Given this matrix:
\begin{matrix}
2 & 3 & 0 & 9 & 0 & 1 & 0 & 1 & 1 & 2 & 1 \\
1 & 1 & 0 & 3 & 0 & 0 & 0 & 9 & 2 & 3 & 1 \\
1 & 4 & 0 & 2 & 8 & 5 & 0 & 3 & 6 & 1 & 9 \\
0 & 0 & 0 & 0 & 0 & 5 & 0 & 0 & 0 & 0 & 0 \\
2 & 2 & 4 & 1 & 1 & 2 & 1 & 6 & 9 & 0 & 7 \\
0 & 0 & 0 & 6 & 0 & 7 & 0 & 1 & 0 & 0 & 0 \\
2 & 5 & 0 & 7 & 0 & 4 & 6 & 8 & 5 & 1 & 3 \\
0 & 0 & 0 & 1 & 0 & 4 & 0 & 1 & 0 & 0 & 0 \\
0 & 0 & 0 & 8 & 0 & 2 & 0 & 0 & 0 & 0 & 0 \\
2 & 1 & 0 & 0 & 0 & 1 & 0 & 0 & 2 & 1 & 1 \\
2 & 6 & 0 & 1 & 0 & 30 & 0 & 2 & 3 & 2 & 1 \\
\end{matrix}
Is there an efficient way of calculating its determinant using the matrix minors? it just seems that there's lots of zeroes inside so it has to ease up the operation and I'm missing something.
Thanks.
Best Answer
It is possible to notice that the third column has only one non-zero value, $4$. Hence we cancel out the third column and the fifth row.

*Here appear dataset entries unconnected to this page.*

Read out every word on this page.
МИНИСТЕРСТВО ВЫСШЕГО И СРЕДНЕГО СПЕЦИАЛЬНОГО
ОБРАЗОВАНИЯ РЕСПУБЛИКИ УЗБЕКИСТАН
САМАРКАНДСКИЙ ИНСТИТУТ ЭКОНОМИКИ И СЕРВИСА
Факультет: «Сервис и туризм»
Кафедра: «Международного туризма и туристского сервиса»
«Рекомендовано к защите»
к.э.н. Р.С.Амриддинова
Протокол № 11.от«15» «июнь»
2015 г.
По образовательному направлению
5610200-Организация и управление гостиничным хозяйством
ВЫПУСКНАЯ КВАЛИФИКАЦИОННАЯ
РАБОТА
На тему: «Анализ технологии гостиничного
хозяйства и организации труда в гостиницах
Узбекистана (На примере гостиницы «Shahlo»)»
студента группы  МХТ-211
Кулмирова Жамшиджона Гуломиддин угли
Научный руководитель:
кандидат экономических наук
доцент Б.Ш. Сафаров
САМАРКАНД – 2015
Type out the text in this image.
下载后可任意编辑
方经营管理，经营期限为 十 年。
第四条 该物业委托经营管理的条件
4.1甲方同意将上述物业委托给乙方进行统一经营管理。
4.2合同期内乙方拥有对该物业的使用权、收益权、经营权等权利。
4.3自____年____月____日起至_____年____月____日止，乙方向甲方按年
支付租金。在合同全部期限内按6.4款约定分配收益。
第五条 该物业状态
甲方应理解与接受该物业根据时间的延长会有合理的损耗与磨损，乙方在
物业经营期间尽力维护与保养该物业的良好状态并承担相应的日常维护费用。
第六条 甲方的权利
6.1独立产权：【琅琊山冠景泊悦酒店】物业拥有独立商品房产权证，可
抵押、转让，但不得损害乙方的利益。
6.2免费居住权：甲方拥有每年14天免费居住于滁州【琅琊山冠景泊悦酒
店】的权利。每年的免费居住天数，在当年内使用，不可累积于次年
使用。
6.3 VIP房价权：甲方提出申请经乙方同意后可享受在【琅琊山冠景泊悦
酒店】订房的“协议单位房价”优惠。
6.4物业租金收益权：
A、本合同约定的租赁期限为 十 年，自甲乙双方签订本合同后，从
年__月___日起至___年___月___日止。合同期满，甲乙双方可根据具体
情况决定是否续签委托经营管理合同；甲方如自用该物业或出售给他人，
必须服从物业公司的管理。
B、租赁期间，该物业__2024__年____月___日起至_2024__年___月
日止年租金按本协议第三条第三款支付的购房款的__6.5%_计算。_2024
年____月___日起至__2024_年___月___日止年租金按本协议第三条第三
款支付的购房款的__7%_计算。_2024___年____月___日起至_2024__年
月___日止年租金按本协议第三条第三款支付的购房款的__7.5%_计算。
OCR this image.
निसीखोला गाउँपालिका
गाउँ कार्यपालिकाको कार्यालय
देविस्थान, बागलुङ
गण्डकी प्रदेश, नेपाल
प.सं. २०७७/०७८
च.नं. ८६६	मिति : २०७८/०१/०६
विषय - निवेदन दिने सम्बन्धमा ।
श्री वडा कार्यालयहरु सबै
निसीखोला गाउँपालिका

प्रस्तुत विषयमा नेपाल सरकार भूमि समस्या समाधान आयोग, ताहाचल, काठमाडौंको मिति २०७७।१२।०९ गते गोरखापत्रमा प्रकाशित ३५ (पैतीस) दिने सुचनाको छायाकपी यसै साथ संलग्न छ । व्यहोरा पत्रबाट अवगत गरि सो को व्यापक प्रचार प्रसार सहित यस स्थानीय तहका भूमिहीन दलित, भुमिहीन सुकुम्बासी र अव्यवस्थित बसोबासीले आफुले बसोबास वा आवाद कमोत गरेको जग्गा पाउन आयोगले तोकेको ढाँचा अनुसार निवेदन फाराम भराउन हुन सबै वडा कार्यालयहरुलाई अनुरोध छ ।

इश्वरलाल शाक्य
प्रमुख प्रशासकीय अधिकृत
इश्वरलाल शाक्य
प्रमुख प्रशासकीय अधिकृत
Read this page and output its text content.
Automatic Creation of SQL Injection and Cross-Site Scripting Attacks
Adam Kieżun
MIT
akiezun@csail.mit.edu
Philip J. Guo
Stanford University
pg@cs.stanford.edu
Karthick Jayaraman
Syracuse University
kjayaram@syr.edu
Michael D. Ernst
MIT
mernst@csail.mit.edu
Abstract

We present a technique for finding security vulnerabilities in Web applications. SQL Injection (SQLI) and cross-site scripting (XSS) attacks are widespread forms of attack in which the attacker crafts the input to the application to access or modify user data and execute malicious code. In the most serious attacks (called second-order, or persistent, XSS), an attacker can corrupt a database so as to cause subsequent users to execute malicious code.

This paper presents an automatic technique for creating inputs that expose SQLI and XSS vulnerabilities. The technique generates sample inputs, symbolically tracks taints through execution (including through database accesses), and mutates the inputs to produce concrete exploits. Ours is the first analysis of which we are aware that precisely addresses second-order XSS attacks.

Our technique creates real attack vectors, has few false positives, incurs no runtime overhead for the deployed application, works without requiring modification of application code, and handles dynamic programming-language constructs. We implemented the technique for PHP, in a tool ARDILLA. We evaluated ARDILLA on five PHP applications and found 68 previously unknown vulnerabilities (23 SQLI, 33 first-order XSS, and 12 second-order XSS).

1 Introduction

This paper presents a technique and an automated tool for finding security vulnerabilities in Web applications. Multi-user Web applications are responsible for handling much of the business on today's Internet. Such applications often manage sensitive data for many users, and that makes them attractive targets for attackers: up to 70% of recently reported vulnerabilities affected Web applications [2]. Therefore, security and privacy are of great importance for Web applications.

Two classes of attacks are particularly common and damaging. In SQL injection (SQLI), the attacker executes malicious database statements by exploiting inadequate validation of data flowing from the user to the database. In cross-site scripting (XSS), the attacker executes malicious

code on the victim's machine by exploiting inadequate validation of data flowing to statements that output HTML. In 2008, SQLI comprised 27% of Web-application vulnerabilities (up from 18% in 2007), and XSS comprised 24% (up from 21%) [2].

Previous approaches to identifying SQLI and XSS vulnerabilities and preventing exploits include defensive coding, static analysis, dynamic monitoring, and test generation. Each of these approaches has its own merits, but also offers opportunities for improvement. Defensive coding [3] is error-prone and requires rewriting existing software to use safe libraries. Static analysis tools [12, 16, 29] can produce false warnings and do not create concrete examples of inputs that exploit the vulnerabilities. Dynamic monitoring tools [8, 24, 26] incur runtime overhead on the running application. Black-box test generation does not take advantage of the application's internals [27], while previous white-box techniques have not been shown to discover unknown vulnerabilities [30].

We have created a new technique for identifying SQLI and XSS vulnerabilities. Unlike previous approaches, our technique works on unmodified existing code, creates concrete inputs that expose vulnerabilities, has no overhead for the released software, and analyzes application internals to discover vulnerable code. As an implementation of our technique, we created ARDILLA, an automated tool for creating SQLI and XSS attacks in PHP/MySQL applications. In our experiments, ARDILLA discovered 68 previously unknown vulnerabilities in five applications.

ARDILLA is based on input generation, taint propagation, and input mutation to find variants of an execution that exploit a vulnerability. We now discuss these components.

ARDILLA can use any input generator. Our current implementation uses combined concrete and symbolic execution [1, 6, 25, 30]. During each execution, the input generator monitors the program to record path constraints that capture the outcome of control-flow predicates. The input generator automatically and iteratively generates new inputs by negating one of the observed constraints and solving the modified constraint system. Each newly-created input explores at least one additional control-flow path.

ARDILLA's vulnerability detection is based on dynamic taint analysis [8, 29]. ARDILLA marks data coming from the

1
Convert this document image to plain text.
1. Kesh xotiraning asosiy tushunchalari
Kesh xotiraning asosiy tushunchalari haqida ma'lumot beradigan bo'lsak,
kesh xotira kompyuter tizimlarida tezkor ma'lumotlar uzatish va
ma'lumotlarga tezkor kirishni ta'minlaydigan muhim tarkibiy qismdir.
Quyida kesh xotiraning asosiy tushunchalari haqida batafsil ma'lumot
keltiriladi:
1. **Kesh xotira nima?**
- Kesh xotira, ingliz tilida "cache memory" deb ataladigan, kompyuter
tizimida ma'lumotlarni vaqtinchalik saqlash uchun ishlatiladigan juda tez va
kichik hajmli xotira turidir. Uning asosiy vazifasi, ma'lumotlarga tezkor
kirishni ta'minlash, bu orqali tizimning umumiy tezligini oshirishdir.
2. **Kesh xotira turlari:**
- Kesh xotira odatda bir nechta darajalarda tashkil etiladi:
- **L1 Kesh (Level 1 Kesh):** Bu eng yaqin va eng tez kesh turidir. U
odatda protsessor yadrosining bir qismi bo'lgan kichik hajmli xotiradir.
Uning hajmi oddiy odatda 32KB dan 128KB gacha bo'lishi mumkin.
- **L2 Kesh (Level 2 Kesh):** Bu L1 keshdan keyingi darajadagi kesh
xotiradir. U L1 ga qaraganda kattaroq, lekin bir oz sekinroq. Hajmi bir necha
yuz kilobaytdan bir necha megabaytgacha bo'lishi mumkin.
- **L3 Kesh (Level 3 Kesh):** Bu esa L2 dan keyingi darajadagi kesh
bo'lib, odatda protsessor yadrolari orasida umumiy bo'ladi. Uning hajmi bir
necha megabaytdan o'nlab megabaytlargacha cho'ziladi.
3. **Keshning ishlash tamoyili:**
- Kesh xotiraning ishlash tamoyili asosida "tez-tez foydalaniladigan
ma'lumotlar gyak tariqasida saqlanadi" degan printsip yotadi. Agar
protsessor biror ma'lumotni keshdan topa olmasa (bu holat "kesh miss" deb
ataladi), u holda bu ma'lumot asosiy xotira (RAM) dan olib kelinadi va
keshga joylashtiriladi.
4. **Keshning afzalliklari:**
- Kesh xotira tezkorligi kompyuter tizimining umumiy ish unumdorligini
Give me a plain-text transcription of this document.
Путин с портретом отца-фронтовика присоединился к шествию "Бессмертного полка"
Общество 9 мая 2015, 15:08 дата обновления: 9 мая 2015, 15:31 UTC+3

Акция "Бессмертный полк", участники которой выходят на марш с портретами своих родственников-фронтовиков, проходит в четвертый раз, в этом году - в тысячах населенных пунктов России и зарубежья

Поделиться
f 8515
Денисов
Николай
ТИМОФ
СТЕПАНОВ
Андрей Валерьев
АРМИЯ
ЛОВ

Now the (original) fourth row has only one non-zero value, $5$, hence we cancel out the fourth row and the sixth column and continue this way. After six steps, i.e. after using the elements in positions $(5,3),(4,6),(3,5),(7,7),(9,4),(8,8)$ as "pivots", we can notice that no non-zero element on the sixth row remains, so the determinant is zero.